Michael Hammer: Asylproblematik besonnen, konsequent und sachlich meistern

ÖVP-Abgeordneter zur Fremdenrechtsänderungsgesetz

Wien (OTS/ÖVP-PK) - Das Thema Asyl ist ein zentrales Thema in der österreichischen Innenpolitik. Dieses Problem zu bewältigen ist eine gemeinsame Aufgabe. Niemandem ist geholfen, das Volk aufzuwiegeln oder daraus politisches Kleingeld zu schlagen. Es braucht ein ruhiges, konsequentes und sachliches Vorgehen, dankte ÖVP-Abg. Mag. Michael Hammer heute, Donnerstag, bei seiner Rede im Plenum des Nationalrates zur Novelle des Fremdenrechtsänderungsgesetzes Innenministerin Mikl-Leitner, "die besonnen, konsequent und mit ruhiger Hand die richtigen Maßnahmen setzt."

Es zeige sich immer mehr, dass gerade in diesem Bereich klare gesetzliche Regelungen und Zuständigkeiten nötig sind, fuhr Hammer fort. "Dem entsprechen wir mit den heute zu beschließenden Nachschärfungen und Verbesserungen." Grundlegend sei festzustellen, dass diejenigen, die tatsächlich Asyl brauchen, dieses auch bekommen. "Wer aber als Wirtschaftsflüchtling zu uns kommt, bekommt kein Asyl", sprach Hammer eine Bereinigung in der Novelle an. "Künftig ist klargestellt: wer keinen Asylgrund hat, verliert die Grundversorgung. Zur Vermeidung von Härtefällen haben wir aber eine abgestufte Grundversorgung vorgesehen."

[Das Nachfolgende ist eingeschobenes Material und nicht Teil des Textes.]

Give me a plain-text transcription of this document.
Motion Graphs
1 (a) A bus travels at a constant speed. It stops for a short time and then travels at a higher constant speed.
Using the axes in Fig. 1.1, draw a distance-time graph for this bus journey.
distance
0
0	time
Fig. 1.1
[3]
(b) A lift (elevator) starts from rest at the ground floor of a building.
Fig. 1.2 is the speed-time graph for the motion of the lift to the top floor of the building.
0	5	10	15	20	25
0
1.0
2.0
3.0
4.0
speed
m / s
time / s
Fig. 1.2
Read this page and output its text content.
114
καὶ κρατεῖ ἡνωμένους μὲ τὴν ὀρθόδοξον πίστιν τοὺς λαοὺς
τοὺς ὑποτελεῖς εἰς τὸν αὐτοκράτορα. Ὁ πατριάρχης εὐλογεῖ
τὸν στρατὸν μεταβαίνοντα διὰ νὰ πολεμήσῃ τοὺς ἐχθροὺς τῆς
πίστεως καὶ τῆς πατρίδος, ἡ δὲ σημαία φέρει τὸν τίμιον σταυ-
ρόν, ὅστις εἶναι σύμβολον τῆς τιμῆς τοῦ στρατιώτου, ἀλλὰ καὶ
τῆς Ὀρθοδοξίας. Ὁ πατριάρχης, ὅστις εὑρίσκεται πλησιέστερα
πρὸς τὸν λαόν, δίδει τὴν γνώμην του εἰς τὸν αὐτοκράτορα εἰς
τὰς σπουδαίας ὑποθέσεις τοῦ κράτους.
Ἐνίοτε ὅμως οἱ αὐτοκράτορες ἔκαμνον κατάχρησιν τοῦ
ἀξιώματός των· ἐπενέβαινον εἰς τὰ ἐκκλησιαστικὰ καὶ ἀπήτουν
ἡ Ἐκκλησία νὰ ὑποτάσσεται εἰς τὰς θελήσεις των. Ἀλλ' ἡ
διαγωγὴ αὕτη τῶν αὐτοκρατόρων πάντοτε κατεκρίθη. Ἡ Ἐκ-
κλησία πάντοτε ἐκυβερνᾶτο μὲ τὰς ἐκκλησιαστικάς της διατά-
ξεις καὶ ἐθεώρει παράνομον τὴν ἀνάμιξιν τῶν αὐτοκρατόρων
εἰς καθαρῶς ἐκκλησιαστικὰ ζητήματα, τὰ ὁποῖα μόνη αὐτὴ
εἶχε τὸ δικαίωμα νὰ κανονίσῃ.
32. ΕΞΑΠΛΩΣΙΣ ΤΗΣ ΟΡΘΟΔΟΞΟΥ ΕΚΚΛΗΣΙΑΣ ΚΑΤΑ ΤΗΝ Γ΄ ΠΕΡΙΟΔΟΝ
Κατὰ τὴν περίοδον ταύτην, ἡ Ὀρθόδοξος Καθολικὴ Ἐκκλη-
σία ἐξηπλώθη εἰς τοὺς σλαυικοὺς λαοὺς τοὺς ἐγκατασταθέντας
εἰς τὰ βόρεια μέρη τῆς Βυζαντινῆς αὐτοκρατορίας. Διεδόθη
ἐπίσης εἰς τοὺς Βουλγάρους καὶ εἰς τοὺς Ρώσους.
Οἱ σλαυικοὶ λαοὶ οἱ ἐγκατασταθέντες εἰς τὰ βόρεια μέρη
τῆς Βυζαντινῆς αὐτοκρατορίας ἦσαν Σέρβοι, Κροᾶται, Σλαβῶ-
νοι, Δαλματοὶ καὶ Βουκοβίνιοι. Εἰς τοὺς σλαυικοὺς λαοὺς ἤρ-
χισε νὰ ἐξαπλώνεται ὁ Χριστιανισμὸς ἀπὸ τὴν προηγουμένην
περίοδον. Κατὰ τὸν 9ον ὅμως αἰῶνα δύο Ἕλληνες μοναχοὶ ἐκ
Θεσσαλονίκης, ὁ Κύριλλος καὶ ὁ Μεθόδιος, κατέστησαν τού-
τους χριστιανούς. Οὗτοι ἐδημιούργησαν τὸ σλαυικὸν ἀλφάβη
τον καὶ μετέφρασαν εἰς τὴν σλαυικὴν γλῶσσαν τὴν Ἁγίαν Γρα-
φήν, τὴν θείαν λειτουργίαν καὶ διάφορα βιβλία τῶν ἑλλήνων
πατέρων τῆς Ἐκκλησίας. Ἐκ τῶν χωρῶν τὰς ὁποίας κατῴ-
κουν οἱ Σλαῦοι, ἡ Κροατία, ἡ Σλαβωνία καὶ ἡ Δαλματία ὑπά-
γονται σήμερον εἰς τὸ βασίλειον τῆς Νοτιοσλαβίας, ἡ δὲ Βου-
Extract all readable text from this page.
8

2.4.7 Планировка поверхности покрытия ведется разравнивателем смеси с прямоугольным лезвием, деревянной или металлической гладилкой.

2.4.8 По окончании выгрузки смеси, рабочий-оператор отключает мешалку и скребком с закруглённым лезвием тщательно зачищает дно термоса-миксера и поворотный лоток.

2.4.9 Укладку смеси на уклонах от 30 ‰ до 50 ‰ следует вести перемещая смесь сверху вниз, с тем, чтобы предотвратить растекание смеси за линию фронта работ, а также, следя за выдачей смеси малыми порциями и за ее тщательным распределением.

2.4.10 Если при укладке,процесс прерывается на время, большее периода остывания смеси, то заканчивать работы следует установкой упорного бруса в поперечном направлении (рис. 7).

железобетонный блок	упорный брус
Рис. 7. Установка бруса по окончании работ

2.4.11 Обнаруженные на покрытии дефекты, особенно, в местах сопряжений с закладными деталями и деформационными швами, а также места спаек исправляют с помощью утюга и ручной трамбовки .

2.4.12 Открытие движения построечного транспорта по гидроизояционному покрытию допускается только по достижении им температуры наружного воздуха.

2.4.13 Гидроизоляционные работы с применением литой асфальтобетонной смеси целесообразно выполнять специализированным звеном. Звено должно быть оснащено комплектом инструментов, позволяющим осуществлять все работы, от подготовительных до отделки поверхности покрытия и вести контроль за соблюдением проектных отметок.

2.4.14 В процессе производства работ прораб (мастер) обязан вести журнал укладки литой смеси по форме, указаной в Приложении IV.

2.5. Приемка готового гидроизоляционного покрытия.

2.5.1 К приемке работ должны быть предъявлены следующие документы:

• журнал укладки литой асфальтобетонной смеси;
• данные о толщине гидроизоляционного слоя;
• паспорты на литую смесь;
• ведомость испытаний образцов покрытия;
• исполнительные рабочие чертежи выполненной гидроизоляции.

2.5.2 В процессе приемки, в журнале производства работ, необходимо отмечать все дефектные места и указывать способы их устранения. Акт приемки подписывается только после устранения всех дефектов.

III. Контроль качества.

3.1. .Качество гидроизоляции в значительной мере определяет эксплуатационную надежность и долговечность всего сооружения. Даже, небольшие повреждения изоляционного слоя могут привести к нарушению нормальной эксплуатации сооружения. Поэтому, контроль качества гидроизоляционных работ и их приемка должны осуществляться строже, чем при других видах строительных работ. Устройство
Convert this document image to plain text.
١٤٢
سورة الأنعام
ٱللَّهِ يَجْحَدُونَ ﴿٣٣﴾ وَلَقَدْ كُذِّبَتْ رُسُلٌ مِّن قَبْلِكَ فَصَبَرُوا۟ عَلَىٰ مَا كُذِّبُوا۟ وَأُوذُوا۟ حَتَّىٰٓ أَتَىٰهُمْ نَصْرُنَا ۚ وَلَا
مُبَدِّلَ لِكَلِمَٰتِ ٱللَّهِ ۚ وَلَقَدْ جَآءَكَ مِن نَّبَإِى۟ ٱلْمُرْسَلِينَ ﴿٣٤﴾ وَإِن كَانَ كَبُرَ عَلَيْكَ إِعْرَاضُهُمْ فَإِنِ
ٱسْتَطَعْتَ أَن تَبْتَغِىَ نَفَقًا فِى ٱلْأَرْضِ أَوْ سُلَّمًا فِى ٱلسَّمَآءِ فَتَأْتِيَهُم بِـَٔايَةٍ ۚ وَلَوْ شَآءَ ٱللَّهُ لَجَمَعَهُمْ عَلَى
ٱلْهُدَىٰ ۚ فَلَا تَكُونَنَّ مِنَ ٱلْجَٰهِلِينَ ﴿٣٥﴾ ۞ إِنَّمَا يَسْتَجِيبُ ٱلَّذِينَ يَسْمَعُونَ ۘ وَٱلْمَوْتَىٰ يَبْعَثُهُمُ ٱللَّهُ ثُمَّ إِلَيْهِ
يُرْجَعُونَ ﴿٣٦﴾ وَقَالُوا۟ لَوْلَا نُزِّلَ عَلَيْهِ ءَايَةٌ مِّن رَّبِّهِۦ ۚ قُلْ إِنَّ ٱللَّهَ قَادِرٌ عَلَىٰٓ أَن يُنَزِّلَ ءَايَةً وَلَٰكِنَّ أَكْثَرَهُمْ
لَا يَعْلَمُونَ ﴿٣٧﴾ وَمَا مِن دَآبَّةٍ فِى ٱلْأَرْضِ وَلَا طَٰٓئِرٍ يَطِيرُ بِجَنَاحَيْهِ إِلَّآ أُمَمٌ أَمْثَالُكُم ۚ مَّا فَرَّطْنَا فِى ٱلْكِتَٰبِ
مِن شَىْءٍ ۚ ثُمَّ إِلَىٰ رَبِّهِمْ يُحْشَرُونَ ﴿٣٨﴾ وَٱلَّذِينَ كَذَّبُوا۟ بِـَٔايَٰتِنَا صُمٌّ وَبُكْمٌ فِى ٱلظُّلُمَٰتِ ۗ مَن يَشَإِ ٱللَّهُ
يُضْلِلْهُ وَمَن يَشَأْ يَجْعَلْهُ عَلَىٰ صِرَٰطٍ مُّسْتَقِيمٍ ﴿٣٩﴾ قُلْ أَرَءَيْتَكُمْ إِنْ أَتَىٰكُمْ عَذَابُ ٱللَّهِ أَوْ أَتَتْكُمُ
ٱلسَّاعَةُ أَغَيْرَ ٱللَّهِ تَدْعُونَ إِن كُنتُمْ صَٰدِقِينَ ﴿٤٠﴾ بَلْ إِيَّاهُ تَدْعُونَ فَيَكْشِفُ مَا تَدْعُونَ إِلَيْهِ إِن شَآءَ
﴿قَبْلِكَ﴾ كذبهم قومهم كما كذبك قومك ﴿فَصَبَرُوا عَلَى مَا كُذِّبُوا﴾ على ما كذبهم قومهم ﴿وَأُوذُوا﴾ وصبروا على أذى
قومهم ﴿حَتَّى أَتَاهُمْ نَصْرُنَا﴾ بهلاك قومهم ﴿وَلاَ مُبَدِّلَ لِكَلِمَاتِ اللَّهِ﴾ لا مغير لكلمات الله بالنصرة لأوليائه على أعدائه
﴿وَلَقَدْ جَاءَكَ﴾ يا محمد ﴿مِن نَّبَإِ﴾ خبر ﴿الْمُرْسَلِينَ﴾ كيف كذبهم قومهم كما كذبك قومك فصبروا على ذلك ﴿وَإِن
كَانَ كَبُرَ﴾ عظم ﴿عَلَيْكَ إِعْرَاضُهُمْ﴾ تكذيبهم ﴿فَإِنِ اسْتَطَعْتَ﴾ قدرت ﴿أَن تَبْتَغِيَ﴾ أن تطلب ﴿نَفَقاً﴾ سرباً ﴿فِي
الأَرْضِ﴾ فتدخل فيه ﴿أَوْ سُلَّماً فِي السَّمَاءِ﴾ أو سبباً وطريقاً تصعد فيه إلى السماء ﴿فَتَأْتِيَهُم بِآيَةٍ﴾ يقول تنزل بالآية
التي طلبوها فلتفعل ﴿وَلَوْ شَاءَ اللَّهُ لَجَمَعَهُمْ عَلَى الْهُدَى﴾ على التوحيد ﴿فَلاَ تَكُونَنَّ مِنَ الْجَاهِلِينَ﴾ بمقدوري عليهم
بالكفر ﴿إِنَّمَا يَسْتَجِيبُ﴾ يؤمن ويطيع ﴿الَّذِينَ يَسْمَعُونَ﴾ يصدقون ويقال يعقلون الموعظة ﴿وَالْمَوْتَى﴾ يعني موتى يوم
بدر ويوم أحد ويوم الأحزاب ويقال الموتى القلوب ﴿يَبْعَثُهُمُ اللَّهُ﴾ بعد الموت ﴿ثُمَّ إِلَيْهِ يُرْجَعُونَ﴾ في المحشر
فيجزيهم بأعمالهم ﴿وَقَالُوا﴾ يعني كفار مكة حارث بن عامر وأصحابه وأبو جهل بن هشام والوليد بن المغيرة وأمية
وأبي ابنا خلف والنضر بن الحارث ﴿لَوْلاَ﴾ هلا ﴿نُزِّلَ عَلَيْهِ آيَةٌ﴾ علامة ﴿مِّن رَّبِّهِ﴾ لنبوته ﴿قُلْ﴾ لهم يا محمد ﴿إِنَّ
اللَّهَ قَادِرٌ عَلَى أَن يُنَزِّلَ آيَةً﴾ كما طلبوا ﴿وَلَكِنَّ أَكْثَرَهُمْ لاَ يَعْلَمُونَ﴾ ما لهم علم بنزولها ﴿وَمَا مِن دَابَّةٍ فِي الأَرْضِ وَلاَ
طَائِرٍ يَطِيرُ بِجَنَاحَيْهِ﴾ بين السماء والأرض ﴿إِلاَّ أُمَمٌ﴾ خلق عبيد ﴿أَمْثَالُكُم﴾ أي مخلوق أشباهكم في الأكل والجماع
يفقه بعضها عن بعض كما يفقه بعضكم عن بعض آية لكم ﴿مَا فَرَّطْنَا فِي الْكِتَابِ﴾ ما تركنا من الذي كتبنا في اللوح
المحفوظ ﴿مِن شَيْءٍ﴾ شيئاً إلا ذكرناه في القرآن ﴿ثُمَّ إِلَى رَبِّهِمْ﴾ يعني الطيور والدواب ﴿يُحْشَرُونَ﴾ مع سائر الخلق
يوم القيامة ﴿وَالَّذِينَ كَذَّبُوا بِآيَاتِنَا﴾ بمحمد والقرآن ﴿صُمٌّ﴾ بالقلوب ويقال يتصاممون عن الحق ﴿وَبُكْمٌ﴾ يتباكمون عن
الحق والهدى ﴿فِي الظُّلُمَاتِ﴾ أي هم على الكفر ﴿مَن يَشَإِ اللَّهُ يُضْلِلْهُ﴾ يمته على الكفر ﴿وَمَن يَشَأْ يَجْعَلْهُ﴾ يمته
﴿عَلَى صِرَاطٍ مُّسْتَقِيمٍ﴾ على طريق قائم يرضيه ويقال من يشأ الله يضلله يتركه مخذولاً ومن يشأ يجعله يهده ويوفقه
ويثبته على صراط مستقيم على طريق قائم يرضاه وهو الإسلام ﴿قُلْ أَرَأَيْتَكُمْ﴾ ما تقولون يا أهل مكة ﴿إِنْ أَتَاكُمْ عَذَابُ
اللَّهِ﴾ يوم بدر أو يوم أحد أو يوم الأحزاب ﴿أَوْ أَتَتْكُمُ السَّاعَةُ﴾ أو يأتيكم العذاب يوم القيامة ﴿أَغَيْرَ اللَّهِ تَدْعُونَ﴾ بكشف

Die Aufteilung der Asylwerber in Österreich müsse effizient und solidarisch erfolgen, fuhr Hammer fort. "Dazu braucht es innerstaatlich eine eindeutige operative Aufgabenteilung. Auch das wird im Fremdenrechtsänderungsgesetz klar formuliert. Mit dem neuen Fremdenrechtsänderungsgesetz werden wir die uns gestellten Aufgaben gut meistern", ist der Abgeordnete überzeugt.